After deciding not to take on work for the company running the sites on the basis of these breaches, the construction professional reported what they had seen to the HSE.
“Works are being carried out in very unsafe conditions, a simple inspection would clearly demonstrate this,” correspondence seen by Construction News said.
But the HSE replied to say it would “take no further action” to investigate the allegations because the subcontractor had not sufficiently proven their concerns were valid.
“In order for HSE to take forward concerns with the company, we require credible evidence of current and continuing potential breaches of health and safety legislation preferably from a current employee who can provide specific dates, events, sites, locations and if possible photographs and/or video evidence,” the agency explained.

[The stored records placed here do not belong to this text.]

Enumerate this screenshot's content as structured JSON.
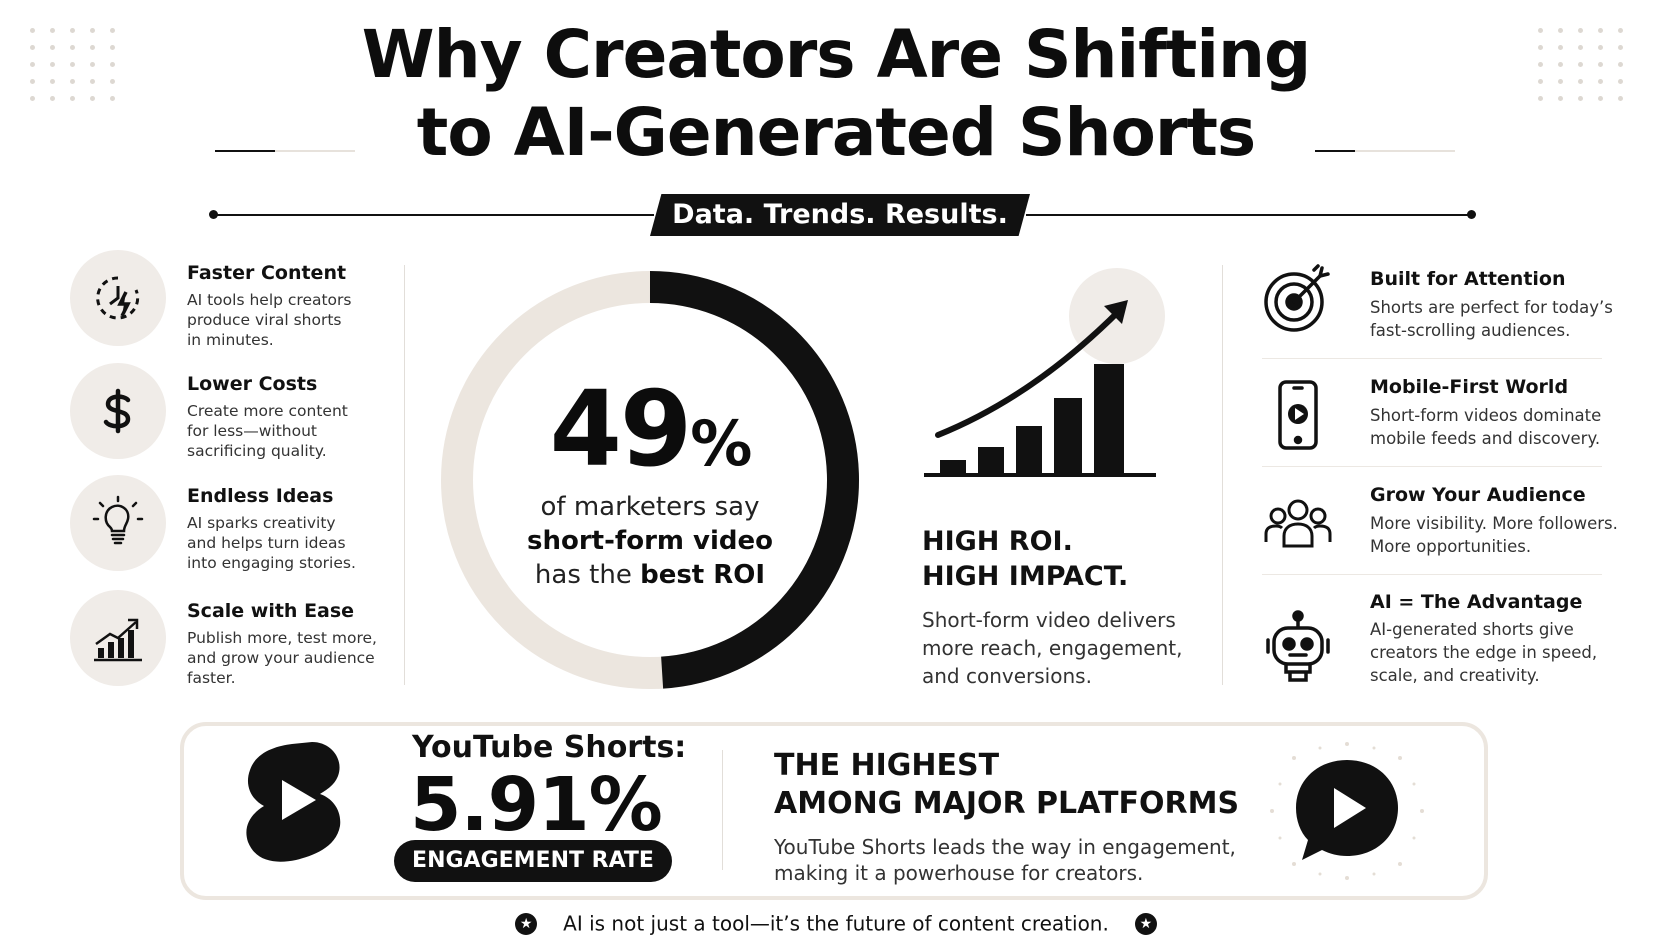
{
  "header": {
    "title_line1": "Why Creators Are Shifting",
    "title_line2": "to AI-Generated Shorts",
    "ribbon": "Data. Trends. Results."
  },
  "left_features": [
    {
      "icon": "clock-bolt-icon",
      "title": "Faster Content",
      "desc_lines": [
        "AI tools help creators",
        "produce viral shorts",
        "in minutes."
      ]
    },
    {
      "icon": "dollar-icon",
      "title": "Lower Costs",
      "desc_lines": [
        "Create more content",
        "for less—without",
        "sacrificing quality."
      ]
    },
    {
      "icon": "lightbulb-icon",
      "title": "Endless Ideas",
      "desc_lines": [
        "AI sparks creativity",
        "and helps turn ideas",
        "into engaging stories."
      ]
    },
    {
      "icon": "growth-chart-icon",
      "title": "Scale with Ease",
      "desc_lines": [
        "Publish more, test more,",
        "and grow your audience",
        "faster."
      ]
    }
  ],
  "center": {
    "big_number": "49",
    "percent": "%",
    "donut_fraction": 0.49,
    "line1": "of marketers say",
    "line2": "short-form video",
    "line3_pre": "has the ",
    "line3_bold": "best ROI",
    "colors": {
      "dark": "#111111",
      "light": "#ece6df"
    }
  },
  "roi": {
    "title_line1": "HIGH ROI.",
    "title_line2": "HIGH IMPACT.",
    "desc_lines": [
      "Short-form video delivers",
      "more reach, engagement,",
      "and conversions."
    ]
  },
  "right_features": [
    {
      "icon": "target-icon",
      "title": "Built for Attention",
      "desc_lines": [
        "Shorts are perfect for today’s",
        "fast-scrolling audiences."
      ]
    },
    {
      "icon": "smartphone-play-icon",
      "title": "Mobile-First World",
      "desc_lines": [
        "Short-form videos dominate",
        "mobile feeds and discovery."
      ]
    },
    {
      "icon": "people-group-icon",
      "title": "Grow Your Audience",
      "desc_lines": [
        "More visibility. More followers.",
        "More opportunities."
      ]
    },
    {
      "icon": "robot-icon",
      "title": "AI = The Advantage",
      "desc_lines": [
        "AI-generated shorts give",
        "creators the edge in speed,",
        "scale, and creativity."
      ]
    }
  ],
  "bottom": {
    "platform_label": "YouTube Shorts:",
    "rate": "5.91%",
    "pill": "ENGAGEMENT RATE",
    "highlight_line1": "THE HIGHEST",
    "highlight_line2": "AMONG MAJOR PLATFORMS",
    "desc_lines": [
      "YouTube Shorts leads the way in engagement,",
      "making it a powerhouse for creators."
    ]
  },
  "footer": {
    "text": "AI is not just a tool—it’s the future of content creation."
  }
}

When questioned by Construction News, the HSE appeared to double-down on its position, saying: “Responsibility for health and safety rests with the business, and it is for them to ensure their arrangements comply with appropriate health and safety legislation.”
The subcontractor said they had previously had good experiences with the HSE and that the response on this occasion marked an apparent change of attitude.
“The general feeling is that [HSE] have stopped being proactive and preventive to being just reactive to an incident,” they said.
“I cannot believe they feel they can do their investigations by telephone and by clearly dismissing a report without physically checking out the veracity of the report contraventions.”
They added: “It’s scary that based on a first-hand account of what was going on they wouldn’t go and visit the site.”
“It was really hard to find where to submit a concern to the HSE website and once I had done it felt like I wasn’t taken seriously. If they could only go to these sites, they would see how dangerous things were, there were any number of fines and citations they would make.”